Беготня и выкрики Нюры, треск и щёлк огня больно действовали на старуху, в которой Алёша узнал свою соседку. …Юрий прикурил от горевшей травы, внимательно посмотрел на Алёшу и отошёл в сторону. Алёша запомнил его лицо, распалённое пожарищем…

…Когда совсем рассвело, а из-за тёмного леса поднялся жёлтый огонь солнца, на который нельзя смотреть, к Алёше, впавшему в оцепенение, подошёл Юрий и тронул за плечо:

– Алексей? Алексей?.. Пошли, Алёша, со мной в одно место. Пошли! Черники наедимся спелой.

Алёша взглянул на него и не сразу узнал, глянул на пожарище, на людей с другой стороны телятника, очертания фигур которых сквозь струи тепла и дыма искажались, и пошёл за Юрием. Казалось Алёше, что он всё ещё всматривается в себя, в свои чувства.

Шли не меньше получаса. Алёша не оглядывался по сторонам, ни о чём не думал и видел перед глазами только узкую тропинку да ноги Юрия в чёрных резиновых сапогах, быстро передвигаемые при ходьбе. Алёша старался шагать след в след, иногда ему казалось, что идут они в солдатском строю. …Наконец стали подниматься в крутую гору, где земля на тропинке выбита ногами, а может, смыта дождём, отчего оголённые корни похожи на ступени. Вокруг стройные сосны. Они напомнили Алёше о местном кладбище.

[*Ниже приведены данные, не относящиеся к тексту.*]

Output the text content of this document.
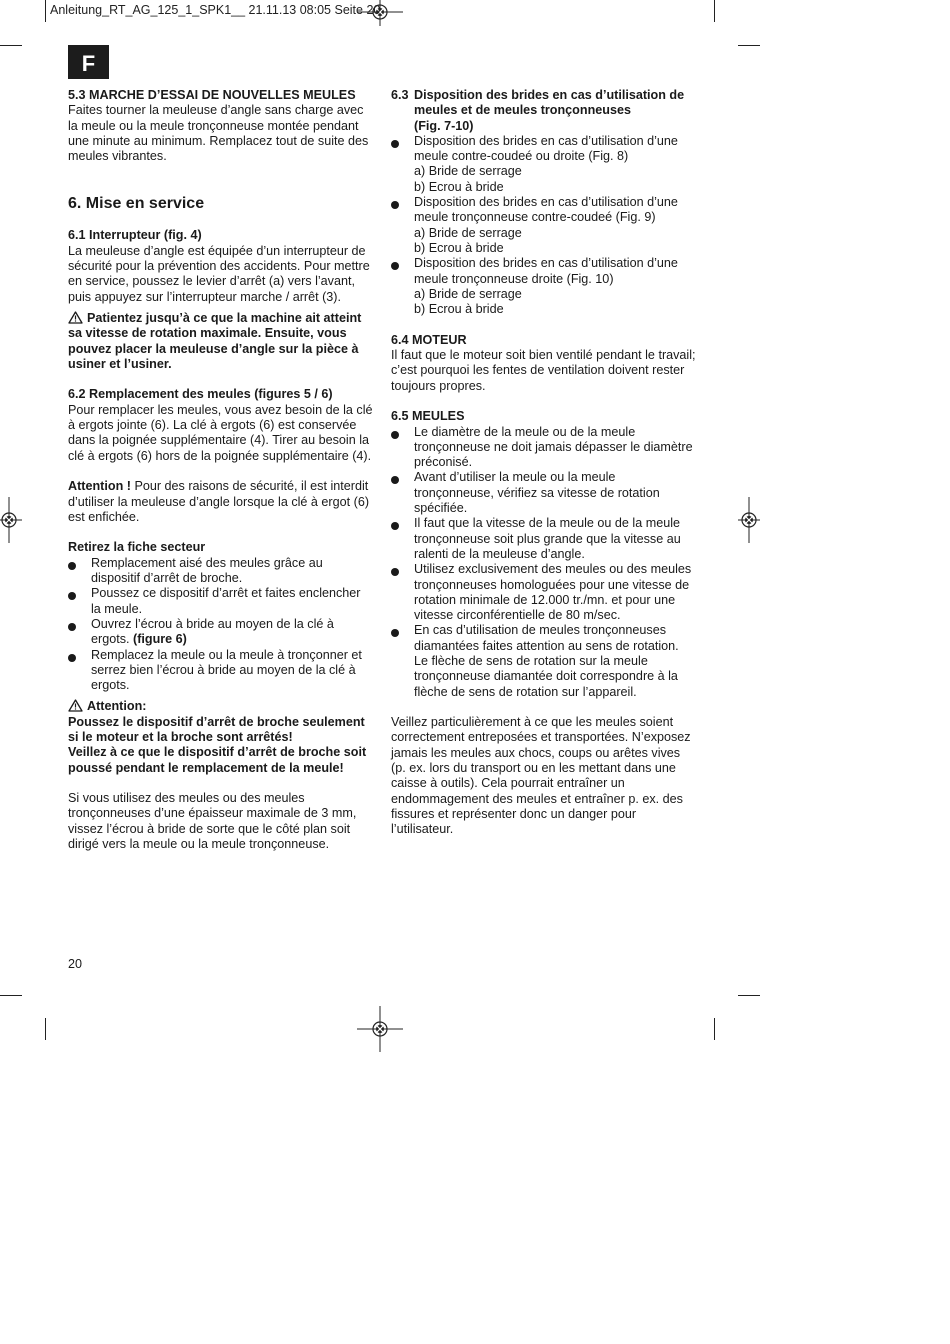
Anleitung_RT_AG_125_1_SPK1__ 21.11.13 08:05 Seite 20
F

5.3 MARCHE D’ESSAI DE NOUVELLES MEULES

Faites tourner la meuleuse d’angle sans charge avec la meule ou la meule tronçonneuse montée pendant une minute au minimum. Remplacez tout de suite des meules vibrantes.

6. Mise en service

6.1 Interrupteur (fig. 4)

La meuleuse d’angle est équipée d’un interrupteur de sécurité pour la prévention des accidents. Pour mettre en service, poussez le levier d’arrêt (a) vers l’avant, puis appuyez sur l’interrupteur marche / arrêt (3).

Patientez jusqu’à ce que la machine ait atteint sa vitesse de rotation maximale. Ensuite, vous pouvez placer la meuleuse d’angle sur la pièce à usiner et l’usiner.

6.2 Remplacement des meules (figures 5 / 6)

Pour remplacer les meules, vous avez besoin de la clé à ergots jointe (6). La clé à ergots (6) est conservée dans la poignée supplémentaire (4). Tirer au besoin la clé à ergots (6) hors de la poignée supplémentaire (4).

Attention ! Pour des raisons de sécurité, il est interdit d’utiliser la meuleuse d’angle lorsque la clé à ergot (6) est enfichée.

Retirez la fiche secteur

Remplacement aisé des meules grâce au dispositif d’arrêt de broche.
Poussez ce dispositif d’arrêt et faites enclencher la meule.
Ouvrez l’écrou à bride au moyen de la clé à ergots. (figure 6)
Remplacez la meule ou la meule à tronçonner et serrez bien l’écrou à bride au moyen de la clé à ergots.

Attention:

Poussez le dispositif d’arrêt de broche seulement si le moteur et la broche sont arrêtés!

Veillez à ce que le dispositif d’arrêt de broche soit poussé pendant le remplacement de la meule!

Si vous utilisez des meules ou des meules tronçonneuses d’une épaisseur maximale de 3 mm, vissez l’écrou à bride de sorte que le côté plan soit dirigé vers la meule ou la meule tronçonneuse.

6.3 Disposition des brides en cas d’utilisation de meules et de meules tronçonneuses
(Fig. 7-10)
Disposition des brides en cas d’utilisation d’une meule contre-coudeé ou droite (Fig. 8)
a) Bride de serrage
b) Ecrou à bride
Disposition des brides en cas d’utilisation d’une meule tronçonneuse contre-coudeé (Fig. 9)
a) Bride de serrage
b) Ecrou à bride
Disposition des brides en cas d’utilisation d’une meule tronçonneuse droite (Fig. 10)
a) Bride de serrage
b) Ecrou à bride

6.4 MOTEUR

Il faut que le moteur soit bien ventilé pendant le travail; c’est pourquoi les fentes de ventilation doivent rester toujours propres.

6.5 MEULES

Le diamètre de la meule ou de la meule tronçonneuse ne doit jamais dépasser le diamètre préconisé.
Avant d’utiliser la meule ou la meule tronçonneuse, vérifiez sa vitesse de rotation spécifiée.
Il faut que la vitesse de la meule ou de la meule tronçonneuse soit plus grande que la vitesse au ralenti de la meuleuse d’angle.
Utilisez exclusivement des meules ou des meules tronçonneuses homologuées pour une vitesse de rotation minimale de 12.000 tr./mn. et pour une vitesse circonférentielle de 80 m/sec.
En cas d’utilisation de meules tronçonneuses diamantées faites attention au sens de rotation. Le flèche de sens de rotation sur la meule tronçonneuse diamantée doit correspondre à la flèche de sens de rotation sur l’appareil.

Veillez particulièrement à ce que les meules soient correctement entreposées et transportées. N’exposez jamais les meules aux chocs, coups ou arêtes vives (p. ex. lors du transport ou en les mettant dans une caisse à outils). Cela pourrait entraîner un endommagement des meules et entraîner p. ex. des fissures et représenter donc un danger pour l’utilisateur.

20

Поднялись на холм, с которого открылся великолепный вид на голубой далёкий лес. Гора здесь крутая, с песочными осыпями. Если не слабый, если голова не кружится, осторожно подойдёшь к самому краю и глянешь вниз. …Спуск не такой отвесный, как представляешь, кое-где по нему островки травы, чем ниже, тем травы больше. В самом начале подъёма поросли ольшаника и осинника, видно, как на ветру поворачивают они свои зелёные ладошки; а чуть выше по склону, несколькими десятками копий, стоят и лежат вразнобой высохшие ёлочки, может быть, скатившиеся с кручи. Посмотришь на них и поневоле отступишь от края шага два-три, а потом окунёшься глазами в вышину. Широко! Гляди и гляди, пари над землёй той светлой птицей, которая крыльями своими мечтает обнять мир. Минута прошла, вторая… Да кто их считает?! Сколько ни дыши ширью, ни пей голубую даль приоткрытым от удивления ртом, не сможешь наглядеться, не захочешь оторваться… Но всё-таки обернись назад. С противоположной стороны холма горка небольшая, а дальше – сколько может видеть глаз – ровное место и сосны, сосны, сосны… – страна сосен, между ними вытянувшиеся берёзки; подлеском: невысокие ёлочки да причудливо изогнутый можжевельник; кое-где зелёный мох перемежается с беломошицой, что напоминает расстеленную на столе карту.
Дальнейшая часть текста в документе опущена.